= Le Siècle (think tank) =

French elite social club

Le Siècle (/fr/; 'The Century') is an elite transpartisan social club in France which meets once a month for dinner at the French Automobile Club in Paris's Place de la Concorde. Membership in Le Siècle "symbolizes the French nomenklatura" and includes France's top intellectuals, politicians, chief executives, journalists, and artists; since the 1970s, one-third to half of all French government ministers were members of Le Siècle, regardless of political affiliation or party membership.

==History==
Le Siècle was founded in 1944 by Georges Bérard-Quélin, a journalist and Freemason. The small group of the 1940s and 1950s eventually expanded to include major politicians across the political spectrum, from François Mitterrand, who was a close associate of Bérard-Quélin, to Georges Pompidou via Pierre Mendès France. When a similar think tank called the Saint-Simon Foundation dissolved in 1999, many of its former members joined Le Siècle. Former CFDT Secretary General Nicole Notat has served as president of Le Siècle; not only is she the first woman to serve as president, she was also the first woman to lead a trade union in France.

==Membership==
Membership in Le Siècle "symbolizes the French nomenklatura" and includes France's top intellectuals, politicians, chief executives, journalists, and artists. In fact, between one-third and a half of all French government ministers were members of Le Siècle since the 1970s, regardless of political affiliation or party membership. That percentage peaked at 72% under Prime Minister Édouard Balladur (1993–1995). French journalist and writer Emmanuel Ratier wrote in 1996 that the club's membership controls 90% of French GDP.

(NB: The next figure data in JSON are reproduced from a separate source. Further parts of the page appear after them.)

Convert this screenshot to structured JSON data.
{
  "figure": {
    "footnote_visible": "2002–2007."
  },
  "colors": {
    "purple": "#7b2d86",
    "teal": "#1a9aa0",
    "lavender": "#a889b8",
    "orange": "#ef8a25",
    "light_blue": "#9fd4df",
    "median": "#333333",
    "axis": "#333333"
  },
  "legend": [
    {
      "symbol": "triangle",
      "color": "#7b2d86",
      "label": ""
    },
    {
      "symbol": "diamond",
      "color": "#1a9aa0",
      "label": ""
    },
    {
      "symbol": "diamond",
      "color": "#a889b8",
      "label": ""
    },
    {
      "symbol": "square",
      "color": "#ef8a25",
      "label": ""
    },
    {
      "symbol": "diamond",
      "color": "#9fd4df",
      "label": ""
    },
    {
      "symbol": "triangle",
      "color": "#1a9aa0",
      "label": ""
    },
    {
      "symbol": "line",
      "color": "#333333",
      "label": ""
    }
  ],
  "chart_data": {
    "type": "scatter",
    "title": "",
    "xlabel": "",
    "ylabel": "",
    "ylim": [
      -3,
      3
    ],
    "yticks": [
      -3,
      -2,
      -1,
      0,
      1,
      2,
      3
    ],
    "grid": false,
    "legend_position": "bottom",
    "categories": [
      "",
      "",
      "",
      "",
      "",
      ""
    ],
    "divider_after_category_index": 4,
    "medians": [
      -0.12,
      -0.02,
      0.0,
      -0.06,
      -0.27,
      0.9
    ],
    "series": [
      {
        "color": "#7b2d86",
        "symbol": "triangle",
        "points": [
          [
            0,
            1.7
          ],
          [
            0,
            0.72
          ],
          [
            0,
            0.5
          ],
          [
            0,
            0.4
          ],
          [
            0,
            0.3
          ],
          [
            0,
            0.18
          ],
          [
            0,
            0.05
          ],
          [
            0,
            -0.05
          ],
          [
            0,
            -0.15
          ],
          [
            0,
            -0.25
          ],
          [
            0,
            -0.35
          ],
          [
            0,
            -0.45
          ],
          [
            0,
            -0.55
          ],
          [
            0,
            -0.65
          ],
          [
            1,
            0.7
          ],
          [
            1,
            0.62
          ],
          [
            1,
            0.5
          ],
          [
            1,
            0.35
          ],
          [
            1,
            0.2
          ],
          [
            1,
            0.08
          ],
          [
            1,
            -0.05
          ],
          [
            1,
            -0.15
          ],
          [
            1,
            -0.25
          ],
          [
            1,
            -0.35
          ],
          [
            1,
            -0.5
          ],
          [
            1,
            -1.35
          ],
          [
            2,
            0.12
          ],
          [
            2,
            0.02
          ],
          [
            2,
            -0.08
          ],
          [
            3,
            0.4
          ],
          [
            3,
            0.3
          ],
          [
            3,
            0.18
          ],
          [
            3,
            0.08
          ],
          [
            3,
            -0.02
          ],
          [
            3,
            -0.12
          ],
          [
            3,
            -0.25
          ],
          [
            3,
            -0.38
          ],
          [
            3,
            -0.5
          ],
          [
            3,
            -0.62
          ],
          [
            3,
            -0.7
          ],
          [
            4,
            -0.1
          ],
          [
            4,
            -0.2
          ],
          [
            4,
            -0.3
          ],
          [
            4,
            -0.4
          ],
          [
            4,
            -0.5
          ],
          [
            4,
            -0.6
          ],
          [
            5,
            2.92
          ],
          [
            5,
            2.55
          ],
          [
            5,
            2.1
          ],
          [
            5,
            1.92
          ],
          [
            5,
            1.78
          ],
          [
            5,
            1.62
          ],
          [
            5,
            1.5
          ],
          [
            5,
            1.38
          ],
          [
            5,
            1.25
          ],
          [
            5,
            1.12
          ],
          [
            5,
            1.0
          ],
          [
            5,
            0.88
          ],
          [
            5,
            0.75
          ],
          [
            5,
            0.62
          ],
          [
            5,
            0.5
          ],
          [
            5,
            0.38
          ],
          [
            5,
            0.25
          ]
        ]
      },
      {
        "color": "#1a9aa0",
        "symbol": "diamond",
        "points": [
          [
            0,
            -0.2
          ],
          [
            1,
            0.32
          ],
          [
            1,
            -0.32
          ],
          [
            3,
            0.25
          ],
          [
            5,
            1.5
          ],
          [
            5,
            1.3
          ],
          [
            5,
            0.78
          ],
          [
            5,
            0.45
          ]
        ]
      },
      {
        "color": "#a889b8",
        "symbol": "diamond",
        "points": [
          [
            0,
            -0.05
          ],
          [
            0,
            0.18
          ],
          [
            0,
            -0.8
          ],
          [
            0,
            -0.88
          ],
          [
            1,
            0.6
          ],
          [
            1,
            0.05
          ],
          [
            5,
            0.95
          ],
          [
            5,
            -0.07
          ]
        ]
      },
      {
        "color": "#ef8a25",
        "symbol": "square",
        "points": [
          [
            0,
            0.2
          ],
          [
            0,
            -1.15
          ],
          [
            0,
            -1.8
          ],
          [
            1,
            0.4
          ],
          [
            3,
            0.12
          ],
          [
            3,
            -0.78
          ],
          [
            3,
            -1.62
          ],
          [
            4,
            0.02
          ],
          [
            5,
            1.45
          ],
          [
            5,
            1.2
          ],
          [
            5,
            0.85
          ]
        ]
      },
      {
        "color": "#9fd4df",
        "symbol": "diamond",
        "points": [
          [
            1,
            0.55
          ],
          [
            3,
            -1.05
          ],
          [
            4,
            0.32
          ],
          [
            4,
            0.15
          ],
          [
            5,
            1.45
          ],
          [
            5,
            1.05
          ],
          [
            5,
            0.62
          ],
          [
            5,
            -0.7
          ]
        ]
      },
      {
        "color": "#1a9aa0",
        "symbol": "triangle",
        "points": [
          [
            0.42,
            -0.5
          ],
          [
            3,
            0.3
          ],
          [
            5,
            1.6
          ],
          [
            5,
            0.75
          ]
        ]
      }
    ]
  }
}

According to a 2011 article in Le Monde diplomatique, the members of Le Siècle are predominantly:
- Male (85%)
- Over 55 years old (80%)
- The sons of captains of industry, high-ranking public servants, or senior liberal professionals (55%)
- Graduates of the Institute of Political Studies (50%) and the École nationale d'administration (40%)
- From families with highly qualified engineers and links to significant business interests (25%)

There are 580 members, subject to change every year, and 160 guests.

===List of members===
- Claude Bébéar, former CEO of AXA.
- Thierry Breton, CEO of Atos, former minister of economy, finance, and industry (2005−2007).
- Emmanuel Chain, former TV presenter on M6.
- Jean-Marie Colombani, former editor-in-chief of Le Monde (1994−2007).
- Jean-François Copé, president of the Union for a Popular Movement; member of the French National Assembly (2002−present); Mayor of Meaux (1995−2002; 2005−present); former Minister of the Budget (2005−2007).
- Michèle Cotta, first female member in 1983; political journalist.
- Anne-Marie Couderc, CEO of Presstalis.
- Rachida Dati, Member of the European Parliament and mayor of the 7th arrondissement of Paris; former Minister of justice (2007−2009).
- Renaud Denoix de Saint Marc, member of the Constitutional Council of France (2007−present).
- Olivier Duhamel, vice-president of Le Siècle (2010−present); professor at the Institut d'Études Politiques de Paris; former Socialist Member of the European Parliament (1997−2004).
- Laurent Fabius, former prime minister (1984−1986).
- François Fillon, prime minister (2007−2012); former minister of National Education (2004−2005); former minister of social affairs (2002−2004).
- Claude Imbert, founding editor of Le Point.
- Odile Jacob, publisher.
- Denis Jeambar, journalist.
- Laurent Joffrin former editor-in-chief of Libération (2006−2011).
- Lionel Jospin, former prime minister (1997−2002), former minister of National Education (1988−1992); former minister of sport (1988−1991).
- Serge July, founding editor of Libération.
- Denis Kessler, CEO of Scor, former president of Le Siècle (2007−2010).
- Étienne Lacour, secretary general of Le Siècle; editor-in-chief of the Société Générale de Presse.
- Maurice Lévy, CEO of Publicis.
- Henri Loyrette, vice-president of Le Siècle (2010−present); director of the Louvre Museum (2001−present).
- Nicole Notat, president of Le Siècle (2010−present); CEO of Vigeo; former secretary general of the CFDT.
- Michel Pébereau, CEO of BNP Paribas.
- Patrick Poivre d'Arvor, newscaster on TF1.
- Alain de Pouzilhac, former CEO of Havas.
- David Pujadas, TV presenter on France 2.
- Jean-Pierre Raffarin, member of the French Senate; former prime minister (2002−2005).
- Edouard de Rothschild.
- Nicolas Sarkozy, French president (2007−2012).
- Louis Schweitzer, former CEO of Renault.
- Dominique Strauss-Kahn, former managing director of the International Monetary Fund (2007−2011).
- Marc Tessier, treasurer of Le Siècle (2010−present); former chairman of France Télévisions.
- Philippe Villin, former chairman of Le Figaro and France Soir.
- Gérard Worms, former CEO of N M Rothschild & Sons.